Talk – 50 years on: The Streatham campus then and now – 14 September 2017

Fifty years on…

…and what a treat Peter Wingfield-Digby had for us! Members of Exeter Branch enjoyed a nostalgic afternoon looking back at our familiar campus with the aid of Peter’s photographs and material sourced from the University Archives. Those of us who were students in the 1950s and 1960s have witnessed a transformation on the Streatham Estate in subsequent decades – and more change is to come.

First, however, Peter outlined the University’s origins in the 1850s, the move to the Royal Albert Memorial Museum in Queen Street in the 1860s, and on to Bradninch Place in Gandy Street in 1900 when it was renamed the Royal Albert Memorial College. In 1922 it became The University College of the South West of England. That same year Alderman Reed gave Streatham (now Reed) Hall to the new University College, and the first Principal (Hector Hetherington) persuaded the university council to purchase a large part of the Streatham estate.

Since then the University has flourished, growing in status and size whilst retaining the magnificent arboretum, ponds and streams that enhance the setting of its early buildings and those being built today. In 1955 when Exeter received its Charter and became a University it had many significant buildings on site. We saw early pictures of the Washington Singer, the Roborough, The Queen’s Building, Northcote House, the Hatherley Laboratories and Devonshire House as we remembered them in the 1960s, all looking rather new and with a decided absence of cars nearby!
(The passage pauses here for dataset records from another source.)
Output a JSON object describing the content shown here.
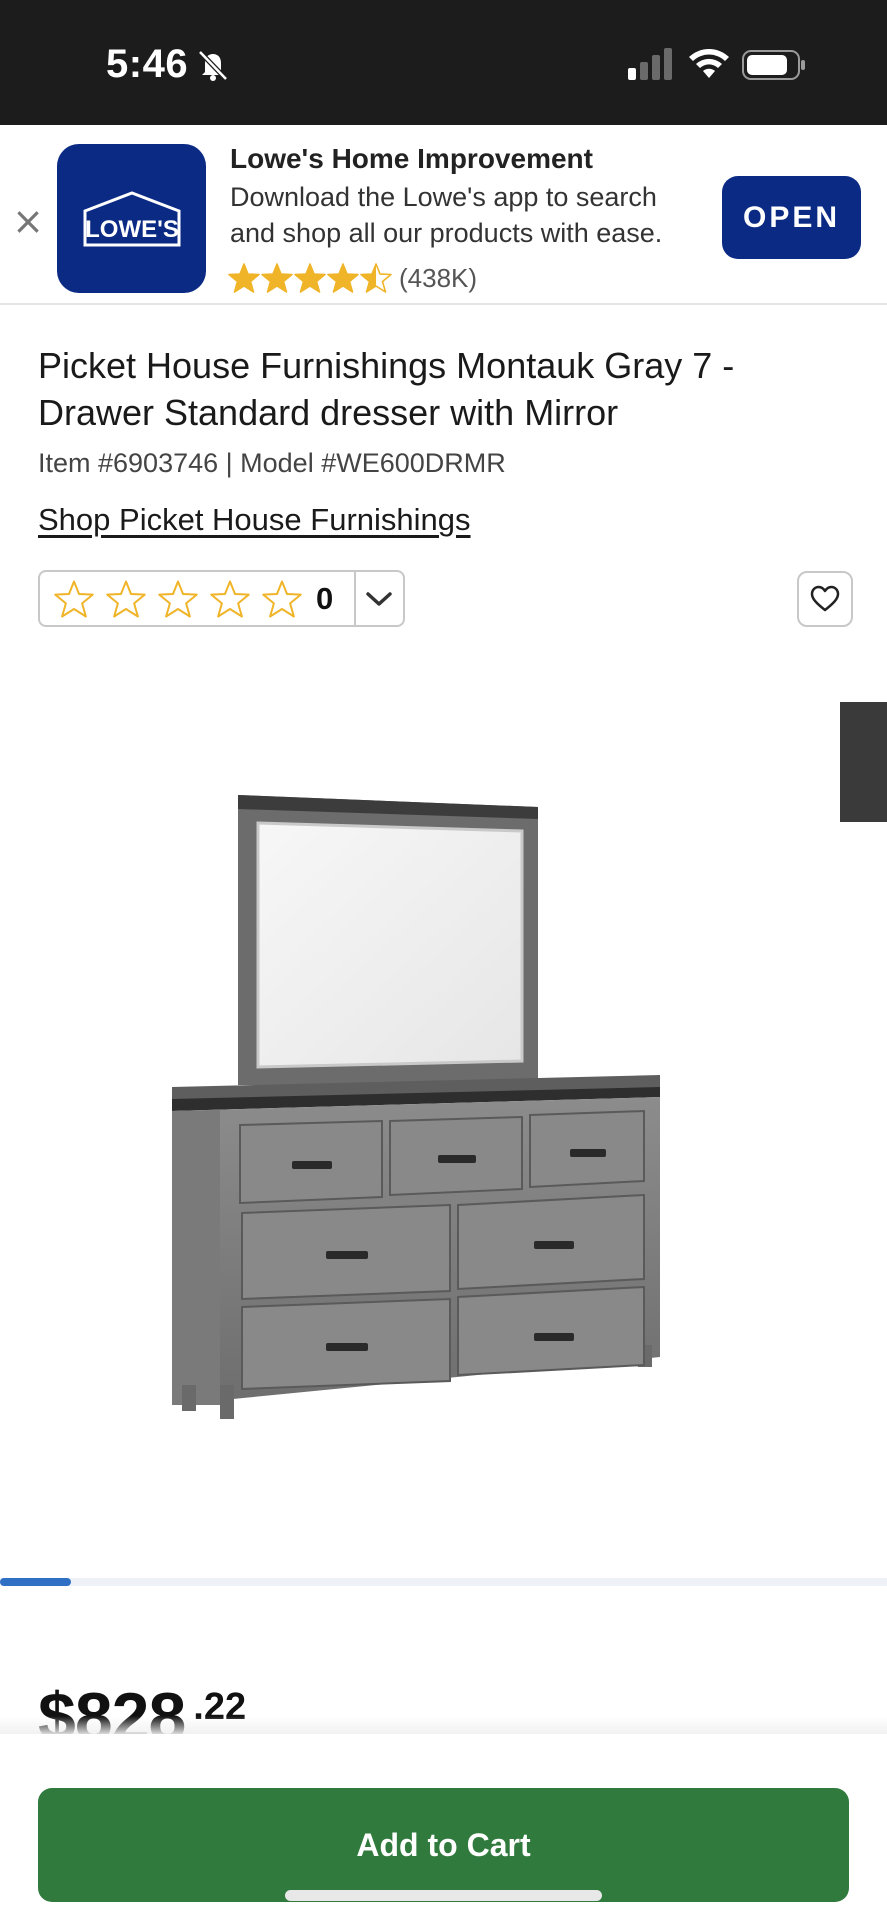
{
  "status_bar": {
    "time": "5:46"
  },
  "app_banner": {
    "close_glyph": "×",
    "logo_text": "LOWE'S",
    "title": "Lowe's Home Improvement",
    "description": "Download the Lowe's app to search and shop all our products with ease.",
    "rating_value": 4.5,
    "rating_count": "(438K)",
    "open_label": "OPEN",
    "brand_color": "#0b2a84",
    "star_color": "#f0b428"
  },
  "product": {
    "title": "Picket House Furnishings Montauk Gray 7 - Drawer Standard dresser with Mirror",
    "item_info": "Item #6903746 |  Model #WE600DRMR",
    "shop_link": "Shop Picket House Furnishings",
    "rating_count": "0",
    "price_dollars": "$828",
    "price_cents": ".22"
  },
  "gallery": {
    "progress_fraction": 0.08,
    "progress_color": "#2f6fc4"
  },
  "actions": {
    "add_to_cart_label": "Add to Cart",
    "cart_color": "#2f7a3c"
  },
  "icons": [
    "bell-slash-icon",
    "signal-icon",
    "wifi-icon",
    "battery-icon",
    "close-icon",
    "star-icon",
    "chevron-down-icon",
    "heart-icon"
  ]
}
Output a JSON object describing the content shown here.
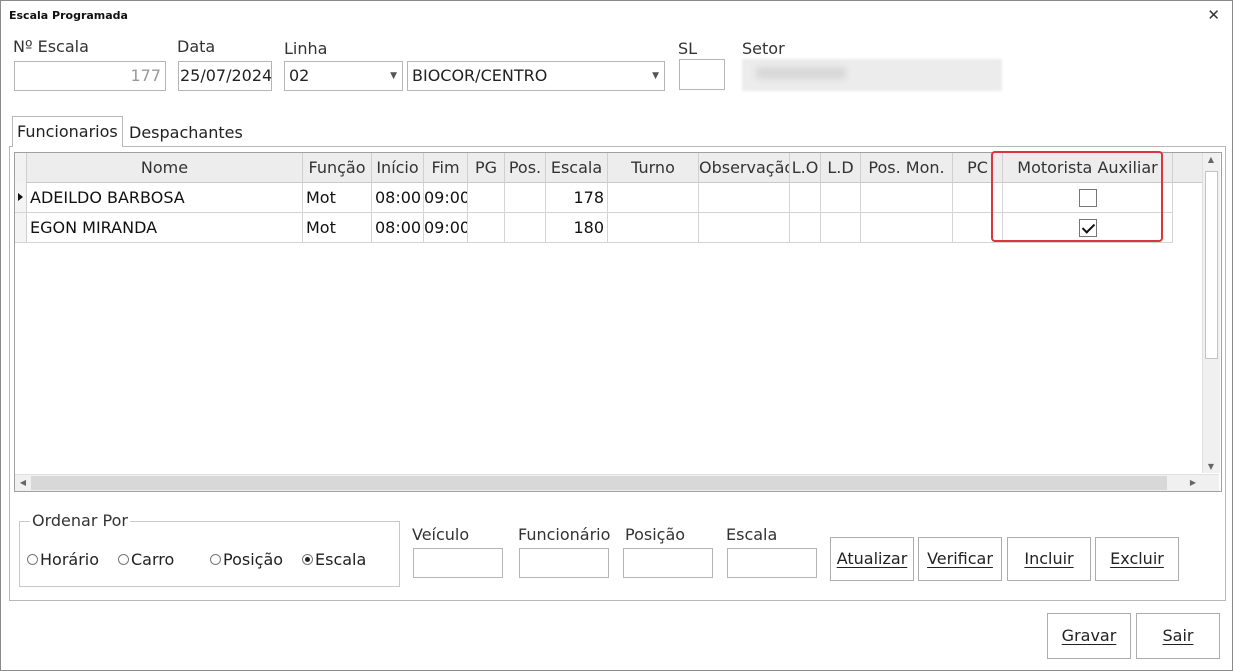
{
  "window": {
    "title": "Escala Programada",
    "close_glyph": "✕"
  },
  "form": {
    "escala_label": "Nº Escala",
    "escala_value": "177",
    "data_label": "Data",
    "data_value": "25/07/2024",
    "linha_label": "Linha",
    "linha_value": "02",
    "linha_desc_value": "BIOCOR/CENTRO",
    "sl_label": "SL",
    "sl_value": "",
    "setor_label": "Setor"
  },
  "tabs": [
    {
      "label": "Funcionarios",
      "active": true
    },
    {
      "label": "Despachantes",
      "active": false
    }
  ],
  "grid": {
    "columns": [
      "Nome",
      "Função",
      "Início",
      "Fim",
      "PG",
      "Pos.",
      "Escala",
      "Turno",
      "Observação",
      "L.O",
      "L.D",
      "Pos. Mon.",
      "PC",
      "Motorista Auxiliar"
    ],
    "rows": [
      {
        "nome": "ADEILDO BARBOSA",
        "funcao": "Mot",
        "inicio": "08:00",
        "fim": "09:00",
        "pg": "",
        "pos": "",
        "escala": "178",
        "turno": "",
        "obs": "",
        "lo": "",
        "ld": "",
        "posmon": "",
        "pc": "",
        "motorista_auxiliar": false,
        "current": true
      },
      {
        "nome": "EGON MIRANDA",
        "funcao": "Mot",
        "inicio": "08:00",
        "fim": "09:00",
        "pg": "",
        "pos": "",
        "escala": "180",
        "turno": "",
        "obs": "",
        "lo": "",
        "ld": "",
        "posmon": "",
        "pc": "",
        "motorista_auxiliar": true,
        "current": false
      }
    ]
  },
  "ordenar": {
    "title": "Ordenar Por",
    "options": [
      {
        "label": "Horário",
        "selected": false
      },
      {
        "label": "Carro",
        "selected": false
      },
      {
        "label": "Posição",
        "selected": false
      },
      {
        "label": "Escala",
        "selected": true
      }
    ]
  },
  "filters": {
    "veiculo_label": "Veículo",
    "funcionario_label": "Funcionário",
    "posicao_label": "Posição",
    "escala_label": "Escala"
  },
  "buttons": {
    "atualizar": "Atualizar",
    "verificar": "Verificar",
    "incluir": "Incluir",
    "excluir": "Excluir",
    "gravar": "Gravar",
    "sair": "Sair"
  },
  "colors": {
    "highlight": "#d9363e",
    "header_bg": "#ededed"
  }
}
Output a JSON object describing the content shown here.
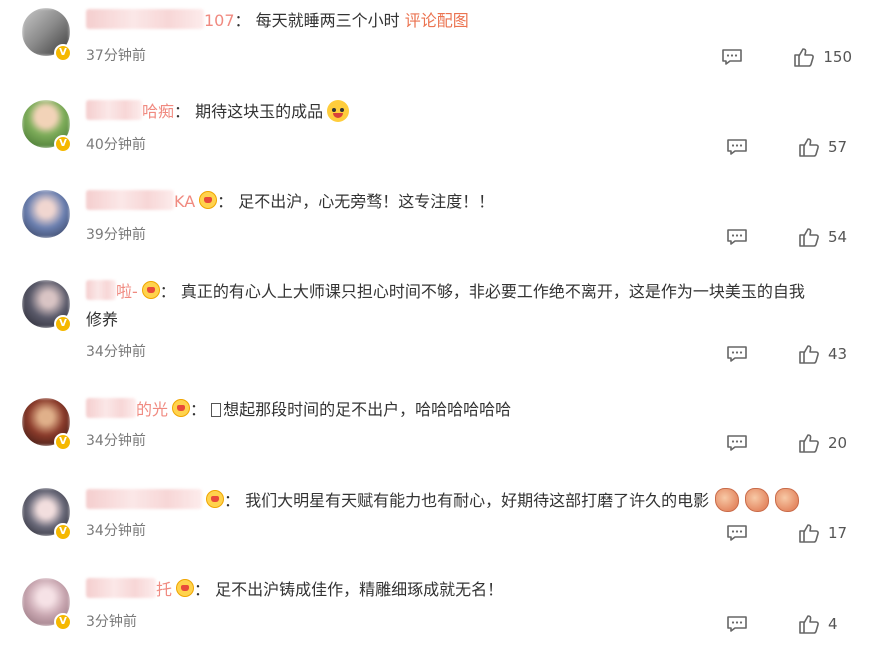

Published with permission from the Special Collections, University of Exeter.

We enjoyed looking at familiar buildings as well as some under construction in the sixties when Car Park C was a muddy slope beside Stocker Road used by builders’ vehicles. We saw the original pre-fab structures at the bottom of Rennes Drive that are now part of a smart enclave of Finance buildings, remembered the peaceful Upper Hoopern Valley with its ponds (pleased to see descendants of the ducks are still in evidence!) and looked at pictures of the engineering building along North Park Road where Clive proudly pointed out his office windows!

In conclusion, Peter reminded us that our university is now a member of the prestigious Russell Group and was recently rated as first for overall student satisfaction in a national survey of student opinion. Thank you, Peter, for a most interesting afternoon.